2 Pontos das 95 Teses

"Seja considerado tolo
 Todo aquele que disser
 "Paz, Paz!" 
 Sem que haja paz.

 Seja considerado Justo
 Todo aquele que disser
 "Cruz, Cruz!"
 Sem que haja cruz."
 ~ Tese 95, João Manô


 Essas duas estrofes do hino "Tese 95", de João Manô, são retiradas diretamente das 95 teses de Martinho Lutero. Especificamente, a primeira estrofe citada é a tese 92 e a segunda estrofe é a tese 93. Quando descobri isso achei incrível, pois enriquece muito a música, e por isso pretendo trazer a nossa atenção a essas duas teses e extrair delas o cerne das questões que Lutero tratou ao protestar contra a teologia da Igreja Católica Romana, a saber, a validade das indulgências e o sofrimento cristão. 
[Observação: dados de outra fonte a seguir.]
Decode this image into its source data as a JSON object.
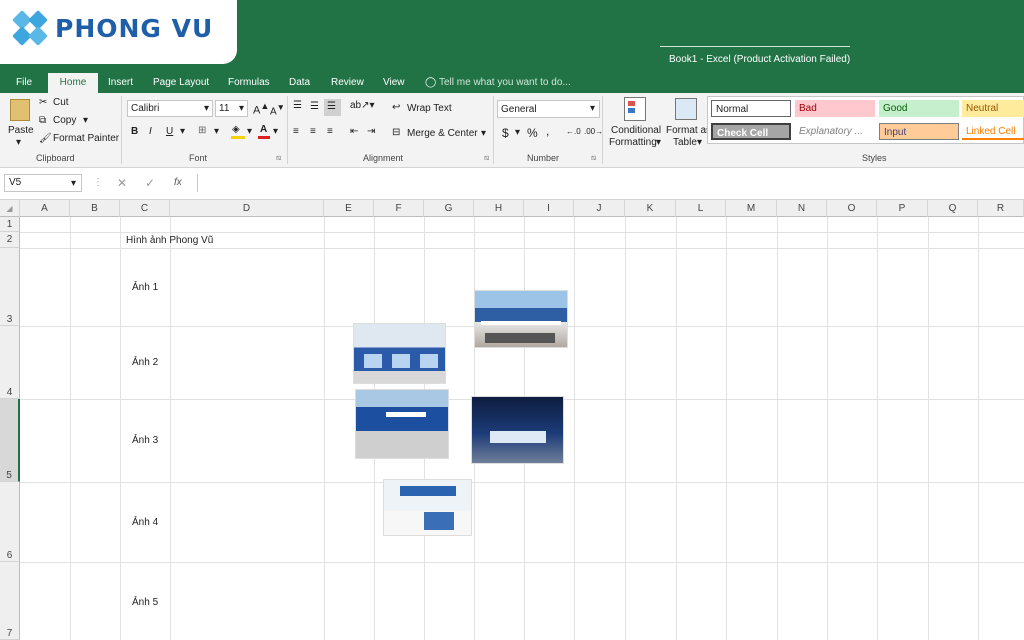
{
  "brand": {
    "logo_text": "PHONG VU"
  },
  "window": {
    "title": "Book1 - Excel (Product Activation Failed)"
  },
  "menu": {
    "tabs": [
      "File",
      "Home",
      "Insert",
      "Page Layout",
      "Formulas",
      "Data",
      "Review",
      "View"
    ],
    "tell_me": "Tell me what you want to do..."
  },
  "ribbon": {
    "clipboard": {
      "paste": "Paste",
      "cut": "Cut",
      "copy": "Copy",
      "format_painter": "Format Painter",
      "group": "Clipboard"
    },
    "font": {
      "name": "Calibri",
      "size": "11",
      "group": "Font"
    },
    "alignment": {
      "wrap_text": "Wrap Text",
      "merge_center": "Merge & Center",
      "group": "Alignment"
    },
    "number": {
      "format": "General",
      "group": "Number"
    },
    "styles": {
      "conditional_formatting_1": "Conditional",
      "conditional_formatting_2": "Formatting",
      "format_as_table_1": "Format as",
      "format_as_table_2": "Table",
      "normal": "Normal",
      "bad": "Bad",
      "good": "Good",
      "neutral": "Neutral",
      "check_cell": "Check Cell",
      "explanatory": "Explanatory ...",
      "input": "Input",
      "linked_cell": "Linked Cell",
      "group": "Styles"
    }
  },
  "formula_bar": {
    "name_box": "V5",
    "fx": "fx",
    "content": ""
  },
  "columns": [
    "A",
    "B",
    "C",
    "D",
    "E",
    "F",
    "G",
    "H",
    "I",
    "J",
    "K",
    "L",
    "M",
    "N",
    "O",
    "P",
    "Q",
    "R"
  ],
  "rows": [
    "1",
    "2",
    "3",
    "4",
    "5",
    "6",
    "7"
  ],
  "cells": {
    "c2": "Hình ảnh Phong Vũ",
    "c3": "Ảnh 1",
    "c4": "Ảnh 2",
    "c5": "Ảnh 3",
    "c6": "Ảnh 4",
    "c7": "Ảnh 5"
  },
  "colors": {
    "excel_green": "#217346",
    "logo_blue": "#1f5fa8",
    "logo_light": "#5ab8e6"
  }
}
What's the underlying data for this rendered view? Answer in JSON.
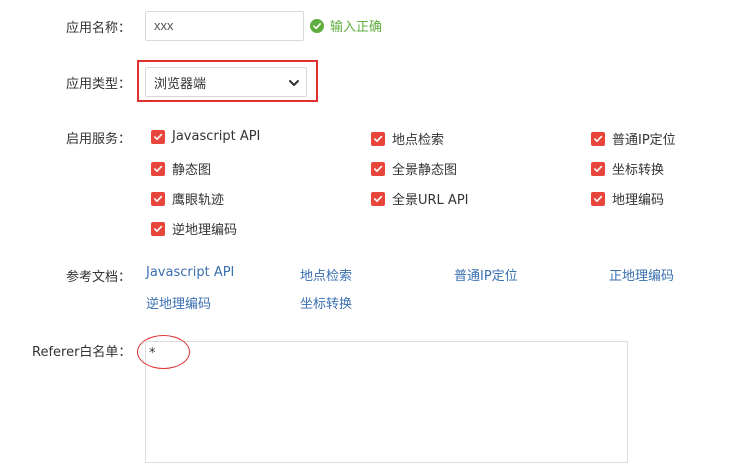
{
  "form": {
    "app_name_label": "应用名称：",
    "app_name_value": "xxx",
    "app_name_status": "输入正确",
    "app_type_label": "应用类型：",
    "app_type_value": "浏览器端",
    "services_label": "启用服务：",
    "services": [
      {
        "label": "Javascript API",
        "checked": true
      },
      {
        "label": "地点检索",
        "checked": true
      },
      {
        "label": "普通IP定位",
        "checked": true
      },
      {
        "label": "静态图",
        "checked": true
      },
      {
        "label": "全景静态图",
        "checked": true
      },
      {
        "label": "坐标转换",
        "checked": true
      },
      {
        "label": "鹰眼轨迹",
        "checked": true
      },
      {
        "label": "全景URL API",
        "checked": true
      },
      {
        "label": "地理编码",
        "checked": true
      },
      {
        "label": "逆地理编码",
        "checked": true
      }
    ],
    "docs_label": "参考文档：",
    "docs": [
      {
        "label": "Javascript API"
      },
      {
        "label": "地点检索"
      },
      {
        "label": "普通IP定位"
      },
      {
        "label": "正地理编码"
      },
      {
        "label": "逆地理编码"
      },
      {
        "label": "坐标转换"
      }
    ],
    "referer_label": "Referer白名单：",
    "referer_value": "*"
  },
  "colors": {
    "accent_checkbox": "#e8453c",
    "success": "#5fae3f",
    "link": "#3a6fb0",
    "highlight": "#e02f2f"
  }
}
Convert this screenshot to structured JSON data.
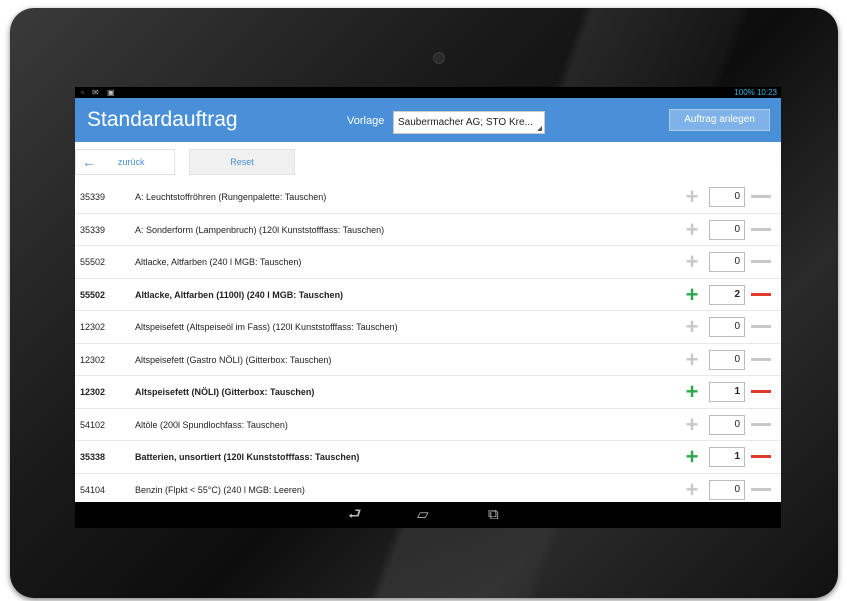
{
  "status_bar": {
    "left_icons": "▫ ✉ ▣",
    "right": "100% 10:23"
  },
  "header": {
    "title": "Standardauftrag",
    "vorlage_label": "Vorlage",
    "vorlage_value": "Saubermacher AG; STO Kre...",
    "create_button": "Auftrag anlegen"
  },
  "toolbar": {
    "back_label": "zurück",
    "reset_label": "Reset"
  },
  "rows": [
    {
      "code": "35339",
      "desc": "A: Leuchtstoffröhren (Rungenpalette: Tauschen)",
      "qty": "0",
      "bold": false
    },
    {
      "code": "35339",
      "desc": "A: Sonderform (Lampenbruch) (120l Kunststofffass: Tauschen)",
      "qty": "0",
      "bold": false
    },
    {
      "code": "55502",
      "desc": "Altlacke, Altfarben (240 l MGB: Tauschen)",
      "qty": "0",
      "bold": false
    },
    {
      "code": "55502",
      "desc": "Altlacke, Altfarben (1100l) (240 l MGB: Tauschen)",
      "qty": "2",
      "bold": true
    },
    {
      "code": "12302",
      "desc": "Altspeisefett (Altspeiseöl im Fass) (120l Kunststofffass: Tauschen)",
      "qty": "0",
      "bold": false
    },
    {
      "code": "12302",
      "desc": "Altspeisefett (Gastro NÖLI) (Gitterbox: Tauschen)",
      "qty": "0",
      "bold": false
    },
    {
      "code": "12302",
      "desc": "Altspeisefett (NÖLI) (Gitterbox: Tauschen)",
      "qty": "1",
      "bold": true
    },
    {
      "code": "54102",
      "desc": "Altöle (200l Spundlochfass: Tauschen)",
      "qty": "0",
      "bold": false
    },
    {
      "code": "35338",
      "desc": "Batterien, unsortiert (120l Kunststofffass: Tauschen)",
      "qty": "1",
      "bold": true
    },
    {
      "code": "54104",
      "desc": "Benzin (Flpkt < 55°C) (240 l MGB: Leeren)",
      "qty": "0",
      "bold": false
    }
  ],
  "icons": {
    "back": "arrow-left-icon",
    "plus": "plus-icon",
    "minus": "minus-icon",
    "nav_back": "back-icon",
    "nav_home": "home-icon",
    "nav_recents": "recents-icon"
  },
  "colors": {
    "accent": "#4a90d9",
    "plus_active": "#2aa84a",
    "minus_active": "#e03a2f",
    "inactive": "#c8c8c8"
  }
}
    Tese 92 - Conforto infundado

 Vamos começar com a tese 92:

    "Fora, pois, com todos estes profetas que dizem ao povo de Cristo: Paz! Paz! e não há Paz."¹

 Se você tem alguma noção do contexto da época da Reforma, você provavelmente já entendeu o ponto desse trecho: Naquele tempo a Igreja havia iniciado uma forte campanha de venda de indulgências. Essas indulgências são "uma remissão da punição temporal dos pecados cuja culpa já foi perdoada".² Em outras palavras, são certificados que garantem que a alma de quem compra passará menos tempo sendo punida por Deus no purgatório. 

 Dessa forma, podemos falar poeticamente que a Igreja estava dizendo "Paz!" aos pecadores por meio de algo comprado. A base da sua tranquilidade era algo que tinha sido feito, uma obra. O problema que Lutero levantou foi de que essa "Paz" adquirida por meio das obras não é paz nenhuma, pois não é sustentada na Palavra de Deus.

 Além disso, há ainda mais uma camada de profundidade aqui: Lutero com essa frase da tese 92 está fazendo alusão a Jeremias 8:11. Veja você mesmo o texto em seu contexto:

     "Os sábios serão envergonhados; ficarão amedrontados e serão pegos na armadilha. Visto que rejeitaram a palavra do Senhor, que sabedoria é essa que eles têm? Por isso, entregarei as suas mulheres a outros homens, e darei os seus campos a outros proprietários. Desde o menor até o maior, todos são gananciosos; tanto os sacerdotes como os profetas, todos praticam a falsidade. Eles tratam da ferida do meu povo como se ela não fosse grave. ‘Paz, paz’, dizem, quando não há paz alguma."

Jeremias 8:9-11 NVI

 Aqui, Deus revela por meio de Jeremias a Sua insatisfação e ira contra os falsos profetas, que em vez de chamar o povo ao arrependimento estavam dizendo que Israel estava "em paz". Deus prometeu castigar Seu povo por isso, pois a sua paz em pecado era odiosa. 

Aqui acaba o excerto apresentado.